The real Kenny Boy was the son of a Missouri farmer. "Driving tractors during the summer while I was growing up gave me a lot of time to think about what I wanted to do with my life," he told the editors of Lessons from the Top, "and I decided pretty early on that I didn't want to be a farmer." Lay served as an economist in the U.S. Navy and an undersecretary of energy under Rogers Morton. In Houston, he ran Transco Energy Company and Houston Natural Gas before taking the reins at Enron.
By many accounts, Lay wasn't a details person. He articulated a broad vision for Enron and left up to others the job of hashing through fine print. By this logic, he could honestly tell his employees that he thought Enron stock was "an incredible bargain" even as it was plummeting in September 2001. And a day before Fastow was pushed out of the company, he could say, "I might add that Enron's board of directors continue to have the highest faith and confidence in Andy and believe he is doing an outstanding job as CFO."
Not everyone is convinced of Lay's ignorance, however. "This is what I call the Elmer Fudd defense -- that 'I went to work every day and was paid $6 million a year and had a Ph.D. in economics -- and somehow despite all this, I didn't know what was going on.' It's laughable," said attorney Bill Lerach in an interview with CBS News. Lerach sued to stop document-shredding by Enron's accountants and is now leading an investor lawsuit against Enron, its accountants and Lay.
Are Houston's corporate wheelers and dealers chastened by Lay's woes?

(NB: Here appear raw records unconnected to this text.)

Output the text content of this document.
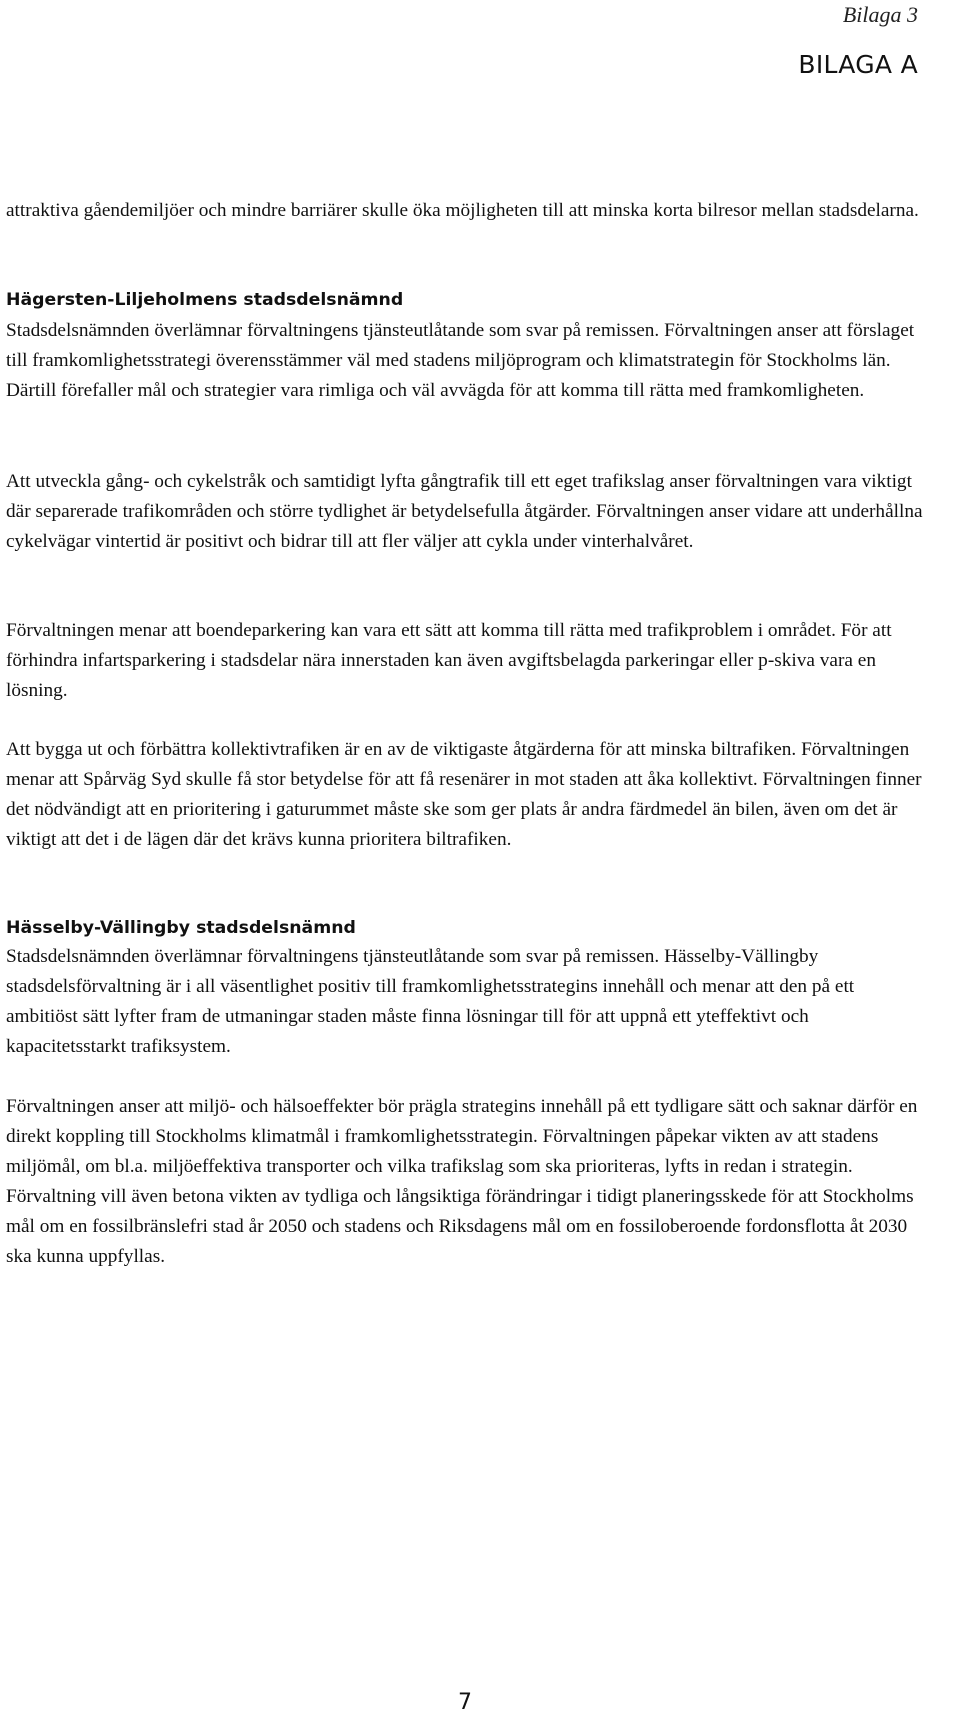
Bilaga 3
BILAGA A

attraktiva gåendemiljöer och mindre barriärer skulle öka möjligheten till att minska korta bilresor mellan stadsdelarna.

Hägersten-Liljeholmens stadsdelsnämnd

Stadsdelsnämnden överlämnar förvaltningens tjänsteutlåtande som svar på remissen. Förvaltningen anser att förslaget till framkomlighetsstrategi överensstämmer väl med stadens miljöprogram och klimatstrategin för Stockholms län. Därtill förefaller mål och strategier vara rimliga och väl avvägda för att komma till rätta med framkomligheten.

Att utveckla gång- och cykelstråk och samtidigt lyfta gångtrafik till ett eget trafikslag anser förvaltningen vara viktigt där separerade trafikområden och större tydlighet är betydelsefulla åtgärder. Förvaltningen anser vidare att underhållna cykelvägar vintertid är positivt och bidrar till att fler väljer att cykla under vinterhalvåret.

Förvaltningen menar att boendeparkering kan vara ett sätt att komma till rätta med trafikproblem i området. För att förhindra infartsparkering i stadsdelar nära innerstaden kan även avgiftsbelagda parkeringar eller p-skiva vara en lösning.

Att bygga ut och förbättra kollektivtrafiken är en av de viktigaste åtgärderna för att minska biltrafiken. Förvaltningen menar att Spårväg Syd skulle få stor betydelse för att få resenärer in mot staden att åka kollektivt. Förvaltningen finner det nödvändigt att en prioritering i gaturummet måste ske som ger plats år andra färdmedel än bilen, även om det är viktigt att det i de lägen där det krävs kunna prioritera biltrafiken.

Hässelby-Vällingby stadsdelsnämnd

Stadsdelsnämnden överlämnar förvaltningens tjänsteutlåtande som svar på remissen. Hässelby-Vällingby stadsdelsförvaltning är i all väsentlighet positiv till framkomlighetsstrategins innehåll och menar att den på ett ambitiöst sätt lyfter fram de utmaningar staden måste finna lösningar till för att uppnå ett yteffektivt och kapacitetsstarkt trafiksystem.

Förvaltningen anser att miljö- och hälsoeffekter bör prägla strategins innehåll på ett tydligare sätt och saknar därför en direkt koppling till Stockholms klimatmål i framkomlighetsstrategin. Förvaltningen påpekar vikten av att stadens miljömål, om bl.a. miljöeffektiva transporter och vilka trafikslag som ska prioriteras, lyfts in redan i strategin. Förvaltning vill även betona vikten av tydliga och långsiktiga förändringar i tidigt planeringsskede för att Stockholms mål om en fossilbränslefri stad år 2050 och stadens och Riksdagens mål om en fossiloberoende fordonsflotta åt 2030 ska kunna uppfyllas.

7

Many of them probably are, says Duane Windsor, a Rice professor and expert on corporate ethics. "But the way I view it is that they're careful because they've seen a white shark chopping up one of their numbers just off the beach, with a lot of blood bubbling around."
When the memory of the scandal fades, Houston may go back to being, well, Houston. "They'll find new ways of getting around these regulations," Windsor says, "because the marketplace is about profit-making and not about moral integrity."